Тит поморщился и в сотый раз повёл плечами. Избитое тело продолжало болеть, а желудок требовал хоть чего-то, но дух возобладал над плотью, или не дух, а спевшаяся с гордыней совесть. Спентад вскинул руку.

– Слово для коменданта. Трибун Сервий опытен. Он может заменить выбывшего коменданта, я – нет. Зато на переговорах я могу заменить трибуна. Сказать «нет» легко.

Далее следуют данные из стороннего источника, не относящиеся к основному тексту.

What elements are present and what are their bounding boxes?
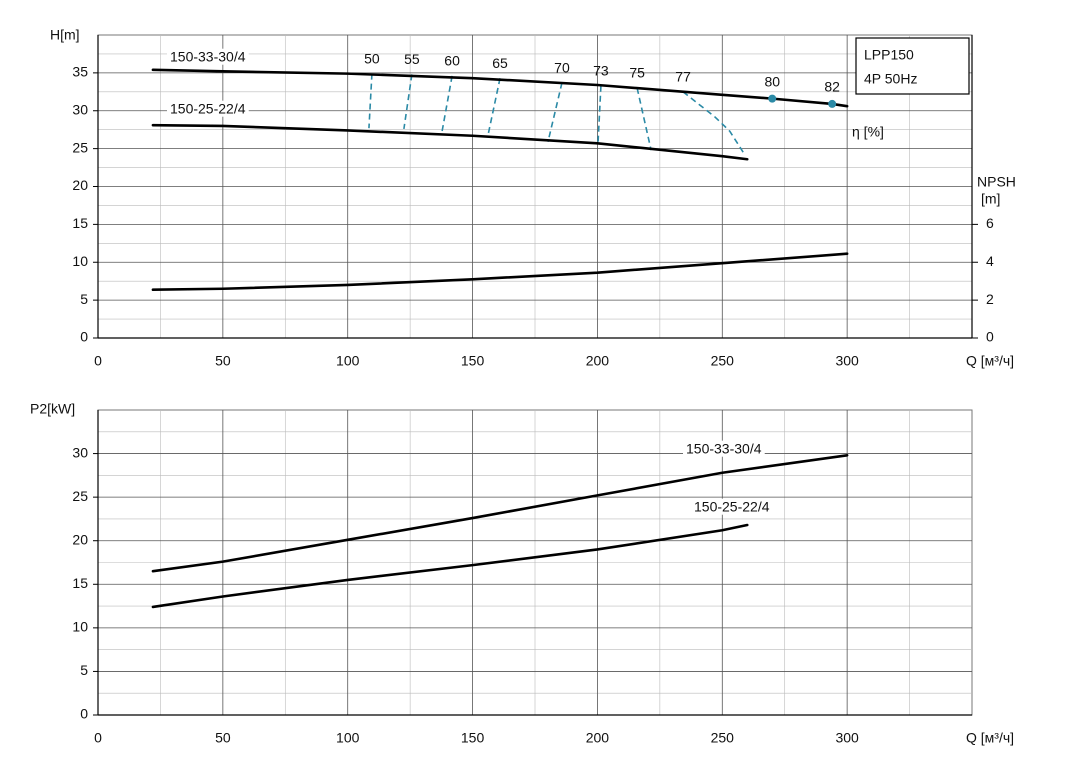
efficiency-line	[682, 91, 746, 156]
x-tick-label: 200	[586, 353, 610, 369]
y2-axis-label: [m]	[981, 191, 1000, 207]
y2-tick-label: 6	[986, 215, 994, 231]
curve	[151, 523, 749, 609]
efficiency-label: 82	[824, 79, 840, 95]
efficiency-label: 55	[404, 51, 420, 67]
x-tick-label: 100	[336, 353, 360, 369]
x-axis-label: Q [м³/ч]	[966, 353, 1014, 369]
efficiency-label: 75	[629, 65, 645, 81]
efficiency-point	[768, 94, 777, 103]
x-axis-label: Q [м³/ч]	[966, 730, 1014, 746]
efficiency-label: 70	[554, 59, 570, 75]
y-tick-label: 30	[72, 444, 88, 460]
y2-tick-label: 2	[986, 291, 994, 307]
efficiency-label: 77	[675, 69, 691, 85]
series-label-bg	[683, 440, 765, 457]
y2-tick-label: 4	[986, 253, 994, 269]
efficiency-label: 80	[764, 73, 780, 89]
efficiency-line	[636, 87, 652, 151]
model-text: LPP150	[864, 47, 914, 63]
series-label: 150-25-22/4	[170, 101, 246, 117]
efficiency-label: 60	[444, 53, 460, 69]
series-label: 150-33-30/4	[686, 441, 762, 457]
efficiency-label: 65	[492, 55, 508, 71]
x-tick-label: 50	[215, 730, 231, 746]
model-box	[855, 37, 970, 95]
y-tick-label: 20	[72, 177, 88, 193]
y-tick-label: 25	[72, 488, 88, 504]
y-tick-label: 5	[80, 291, 88, 307]
y-tick-label: 10	[72, 619, 88, 635]
x-tick-label: 300	[835, 353, 859, 369]
x-tick-label: 0	[94, 730, 102, 746]
efficiency-line	[403, 74, 413, 130]
x-tick-label: 250	[711, 730, 735, 746]
y-tick-label: 20	[72, 531, 88, 547]
efficiency-label: 50	[364, 50, 380, 66]
efficiency-line	[547, 82, 563, 142]
y-tick-label: 30	[72, 101, 88, 117]
x-tick-label: 250	[711, 353, 735, 369]
x-tick-label: 200	[586, 730, 610, 746]
y-tick-label: 0	[80, 329, 88, 345]
series-label: 150-33-30/4	[170, 49, 246, 65]
curve	[151, 454, 849, 573]
y-tick-label: 15	[72, 575, 88, 591]
x-tick-label: 0	[94, 353, 102, 369]
efficiency-line	[368, 73, 373, 129]
y-tick-label: 0	[80, 706, 88, 722]
y-tick-label: 35	[72, 64, 88, 80]
efficiency-label: 73	[593, 62, 609, 78]
efficiency-axis-label: η [%]	[852, 124, 884, 140]
efficiency-line	[487, 78, 501, 136]
model-text: 4P 50Hz	[864, 71, 917, 87]
y2-tick-label: 0	[986, 329, 994, 345]
series-label: 150-25-22/4	[694, 499, 770, 515]
series-label-bg	[167, 48, 249, 65]
x-tick-label: 50	[215, 353, 231, 369]
y-axis-label: P2[kW]	[30, 401, 75, 417]
y-tick-label: 5	[80, 662, 88, 678]
y2-axis-label: NPSH	[977, 174, 1016, 190]
efficiency-line	[597, 85, 602, 145]
efficiency-line	[441, 75, 453, 132]
efficiency-point	[828, 99, 837, 108]
x-tick-label: 150	[461, 730, 485, 746]
x-tick-label: 100	[336, 730, 360, 746]
curve	[151, 252, 849, 292]
x-tick-label: 150	[461, 353, 485, 369]
y-axis-label: H[m]	[50, 27, 80, 43]
y-tick-label: 25	[72, 139, 88, 155]
y-tick-label: 10	[72, 253, 88, 269]
x-tick-label: 300	[835, 730, 859, 746]
series-label-bg	[167, 100, 249, 117]
y-tick-label: 15	[72, 215, 88, 231]
curve	[151, 123, 749, 161]
curve	[151, 68, 849, 108]
series-label-bg	[691, 498, 773, 515]
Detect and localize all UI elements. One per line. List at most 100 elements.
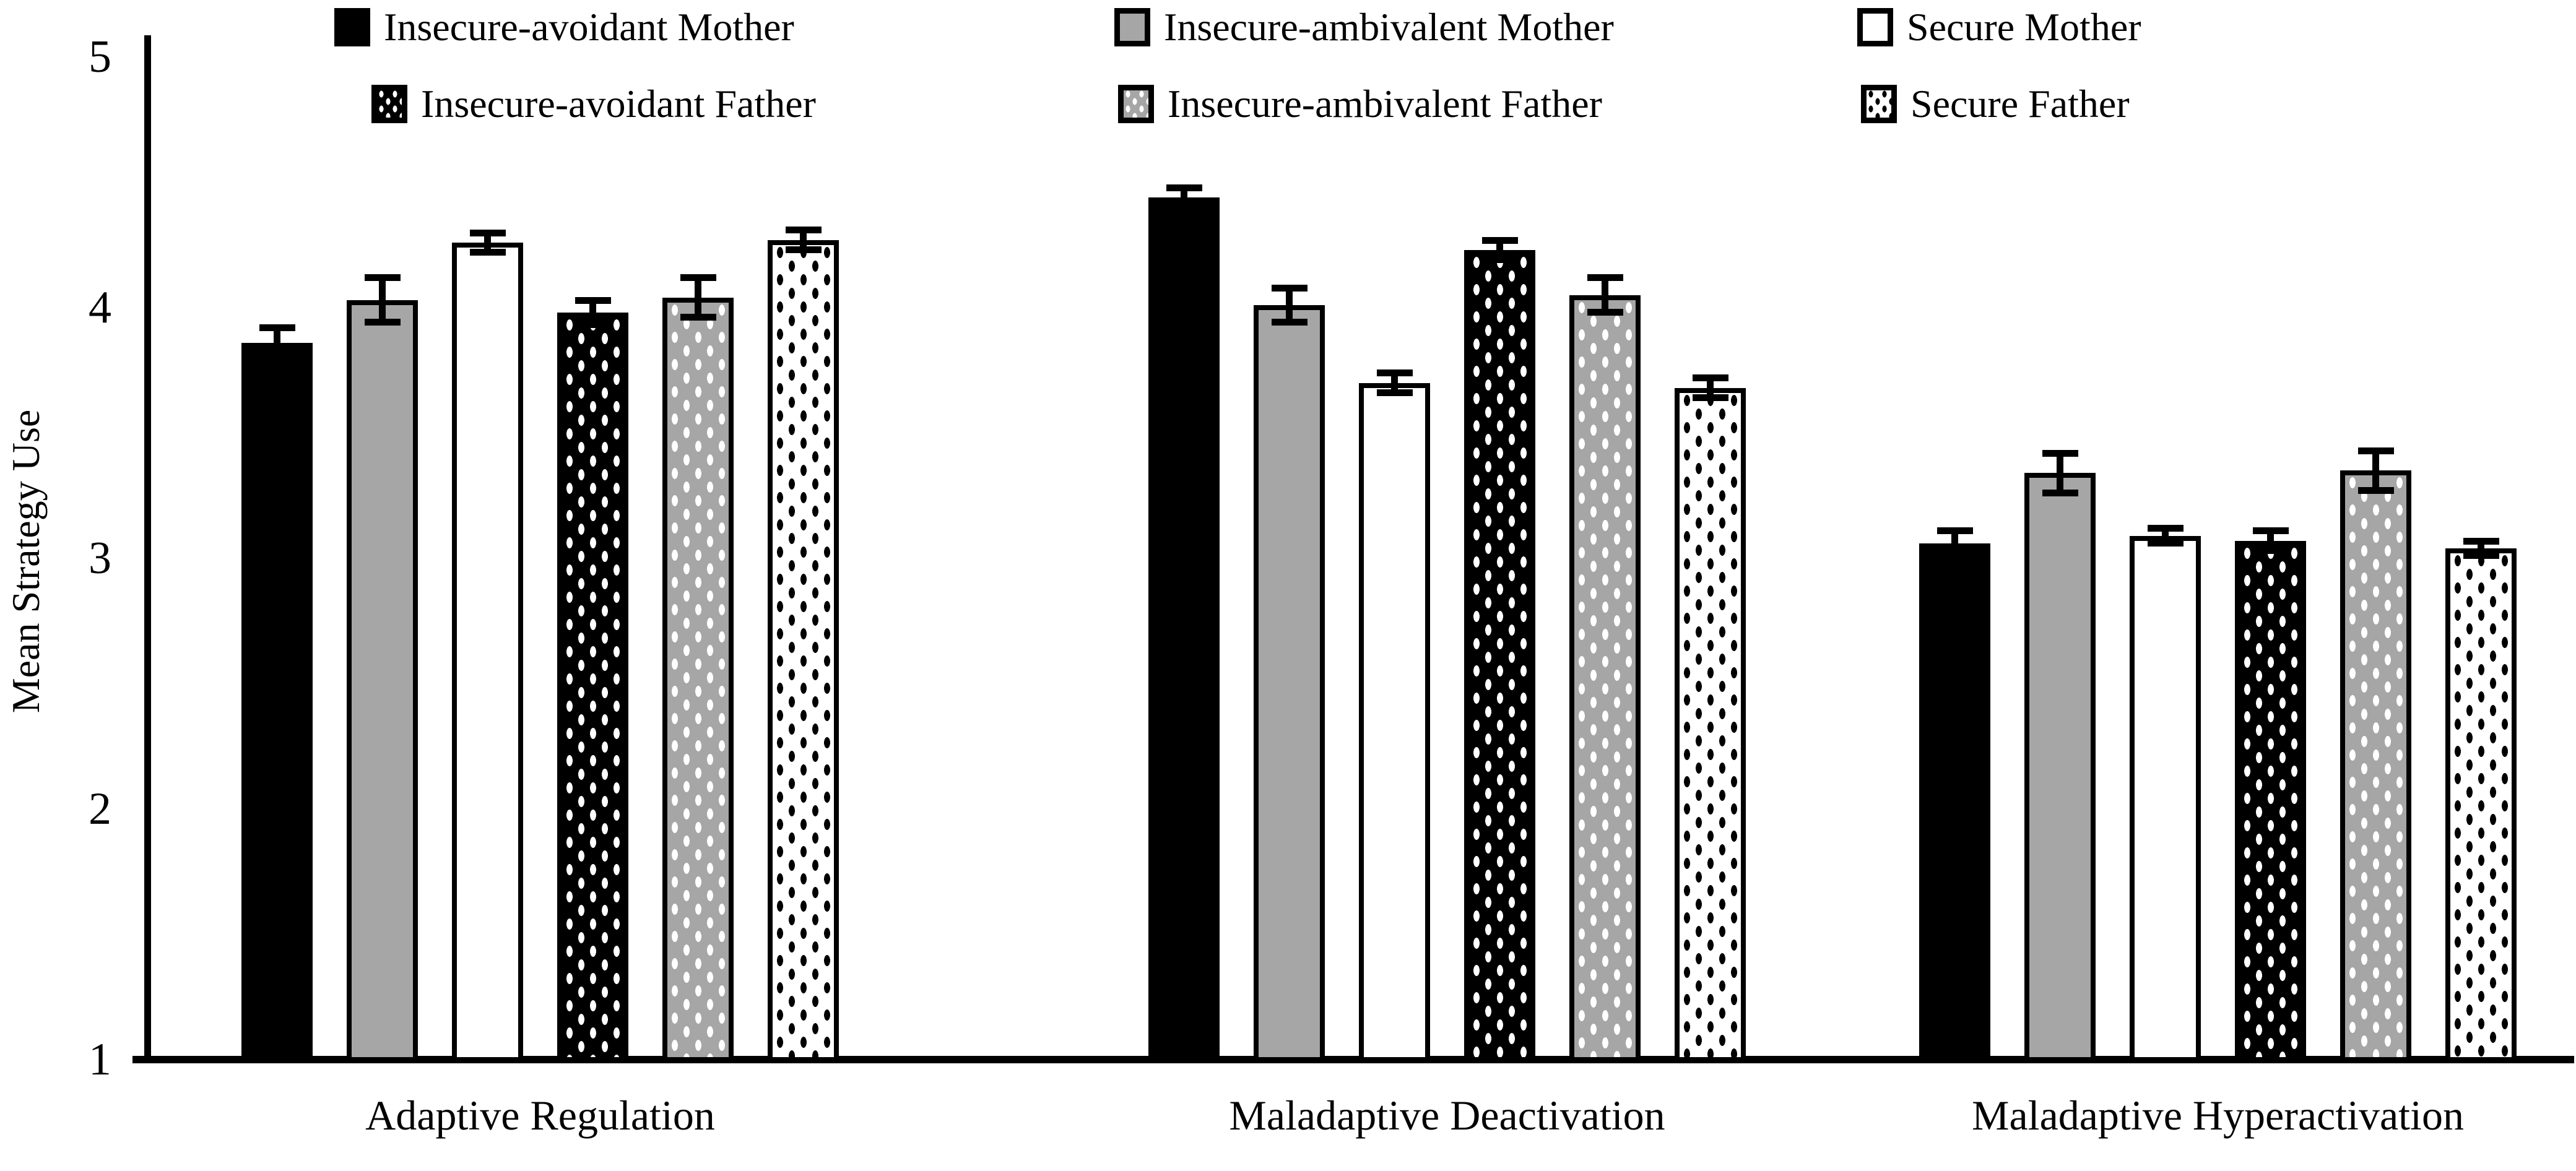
legend-swatch-insecure-ambivalent-father (1118, 85, 1154, 123)
error-whisker (2162, 528, 2169, 543)
y-tick-label-2: 2 (89, 784, 111, 834)
error-cap-top (680, 274, 716, 282)
error-cap-bottom (1271, 319, 1308, 326)
bar-insecure-avoidant-father-maladaptive-deactivation (1464, 249, 1535, 1062)
legend-item-insecure-ambivalent-mother: Insecure-ambivalent Mother (1114, 5, 1614, 50)
error-whisker (274, 327, 280, 358)
error-cap-top (2147, 525, 2184, 532)
error-whisker (484, 232, 491, 253)
legend-item-insecure-avoidant-father: Insecure-avoidant Father (371, 82, 816, 126)
error-whisker (695, 277, 701, 318)
error-cap-top (364, 274, 401, 282)
bar-insecure-avoidant-father-adaptive-regulation (557, 313, 628, 1062)
y-tick-label-1: 1 (89, 1034, 111, 1085)
error-cap-bottom (1692, 394, 1728, 401)
error-cap-bottom (1376, 389, 1413, 396)
legend-item-insecure-avoidant-mother: Insecure-avoidant Mother (334, 5, 794, 50)
error-cap-top (1587, 274, 1623, 282)
y-axis-line (144, 35, 151, 1063)
error-cap-top (1692, 374, 1728, 382)
error-cap-bottom (259, 354, 295, 361)
error-cap-top (575, 296, 611, 304)
error-cap-top (469, 229, 506, 236)
bar-secure-father-maladaptive-hyperactivation (2445, 548, 2517, 1062)
error-cap-top (1166, 184, 1202, 191)
error-cap-top (2252, 527, 2289, 535)
error-cap-top (1271, 284, 1308, 292)
legend-label-insecure-ambivalent-father: Insecure-ambivalent Father (1168, 82, 1602, 126)
y-tick-label-4: 4 (89, 282, 111, 333)
error-whisker (1391, 373, 1398, 393)
bar-insecure-ambivalent-father-adaptive-regulation (662, 297, 734, 1062)
bar-insecure-avoidant-mother-adaptive-regulation (241, 342, 313, 1062)
legend-swatch-secure-mother (1857, 8, 1893, 46)
bar-insecure-avoidant-mother-maladaptive-deactivation (1148, 197, 1220, 1062)
bar-insecure-ambivalent-mother-maladaptive-deactivation (1254, 305, 1325, 1062)
bar-secure-mother-maladaptive-hyperactivation (2130, 535, 2201, 1062)
error-cap-top (785, 227, 822, 234)
error-cap-bottom (2463, 551, 2499, 559)
x-category-label-adaptive-regulation: Adaptive Regulation (365, 1092, 715, 1139)
error-cap-top (1936, 527, 1973, 535)
error-cap-bottom (2147, 539, 2184, 547)
legend-swatch-insecure-avoidant-mother (334, 8, 370, 46)
error-cap-bottom (1936, 551, 1973, 559)
error-cap-top (2042, 449, 2078, 457)
bar-insecure-ambivalent-father-maladaptive-deactivation (1569, 295, 1641, 1062)
error-whisker (1181, 187, 1187, 207)
error-cap-bottom (2252, 547, 2289, 554)
bar-secure-father-adaptive-regulation (768, 240, 839, 1062)
error-cap-bottom (785, 246, 822, 253)
error-whisker (1286, 287, 1293, 323)
bar-insecure-avoidant-father-maladaptive-hyperactivation (2235, 540, 2306, 1062)
error-whisker (2478, 540, 2484, 556)
legend-label-insecure-avoidant-mother: Insecure-avoidant Mother (384, 5, 794, 49)
bar-secure-father-maladaptive-deactivation (1675, 387, 1746, 1062)
error-cap-bottom (680, 314, 716, 321)
error-whisker (379, 277, 386, 323)
legend-item-secure-father: Secure Father (1861, 82, 2130, 126)
x-category-label-maladaptive-hyperactivation: Maladaptive Hyperactivation (1972, 1092, 2464, 1139)
error-whisker (2267, 530, 2274, 551)
legend-swatch-insecure-avoidant-father (371, 85, 407, 123)
error-whisker (1951, 530, 1958, 556)
error-cap-top (2357, 447, 2394, 454)
error-whisker (2057, 452, 2063, 493)
legend-swatch-insecure-ambivalent-mother (1114, 8, 1150, 46)
error-cap-top (1481, 236, 1518, 244)
bar-insecure-ambivalent-mother-adaptive-regulation (347, 300, 418, 1062)
legend-label-secure-mother: Secure Mother (1907, 5, 2141, 49)
error-cap-bottom (1166, 204, 1202, 210)
error-whisker (1707, 378, 1714, 398)
y-tick-label-3: 3 (89, 533, 111, 584)
legend-swatch-secure-father (1861, 85, 1897, 123)
error-whisker (1496, 240, 1503, 261)
bar-insecure-avoidant-mother-maladaptive-hyperactivation (1919, 543, 1990, 1062)
legend-label-insecure-avoidant-father: Insecure-avoidant Father (421, 82, 816, 126)
bar-secure-mother-adaptive-regulation (452, 242, 523, 1062)
error-cap-bottom (1481, 256, 1518, 264)
error-cap-top (2463, 537, 2499, 545)
bar-insecure-ambivalent-father-maladaptive-hyperactivation (2340, 470, 2411, 1062)
y-tick-label-5: 5 (89, 32, 111, 82)
error-cap-bottom (575, 321, 611, 329)
error-whisker (800, 230, 807, 250)
legend-item-secure-mother: Secure Mother (1857, 5, 2141, 50)
error-whisker (589, 300, 596, 326)
error-whisker (1602, 277, 1608, 313)
error-cap-bottom (364, 319, 401, 326)
legend-label-secure-father: Secure Father (1910, 82, 2130, 126)
error-cap-bottom (2357, 486, 2394, 494)
error-cap-bottom (469, 248, 506, 256)
error-cap-bottom (1587, 309, 1623, 316)
bar-insecure-ambivalent-mother-maladaptive-hyperactivation (2024, 473, 2096, 1062)
error-cap-top (259, 324, 295, 332)
error-whisker (2372, 450, 2379, 491)
bar-secure-mother-maladaptive-deactivation (1359, 382, 1430, 1062)
legend-item-insecure-ambivalent-father: Insecure-ambivalent Father (1118, 82, 1602, 126)
error-cap-bottom (2042, 489, 2078, 496)
x-category-label-maladaptive-deactivation: Maladaptive Deactivation (1229, 1092, 1665, 1139)
error-cap-top (1376, 369, 1413, 377)
legend-label-insecure-ambivalent-mother: Insecure-ambivalent Mother (1164, 5, 1614, 49)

– Так! – Приск свёл брови, Сервий потёр плечо точно так же, как сам Тит минутой раньше, и младшему трибуну стало почти смешно. – Так… Для Скадарии лучше всего отправить Фертара, но лохмачи стихов не оценят. С варварами и убийцами надо говорить по-варварски и с мечом в руке. Хорошо… прокуратор, пойдёшь ты.

* * *

От облитой лучами низкого солнца группы отделилось двое всадников. Проскакали с полсотни шагов, красиво вздыбили лошадей, спешились и, сверкая нашитыми на куртки бляхами, направились к крепости. Выезженные кони шли за хозяевами, словно их вели в поводу. Колчаны, луки и щиты смирно висели у седел – похоже, вождь и его спутник оставили при себе лишь сабли да ножи.

– Видать, приспичило, – решил Сервий. – На стены лезть – не коров воровать.

– Да, – согласился Приск, – умирать никто не хочет, ни мы, ни они. Мезий, пойдёшь с младшим трибуном. По двое так по двое.

Скераты не спешили и на лошадей не оглядывались. Надевший под не очищенный от крови панцирь свежую тунику Тит гадал, где степняки остановятся, а те всё шли. Осталась позади похожая на змею трещина, затем – доцветающий кустик. Два белых камня, ещё один куст… Всё. Встали.

 

– Разумно. – Нужно было что-то сказать, вот Тит и сказал. – Там их со стен не достать.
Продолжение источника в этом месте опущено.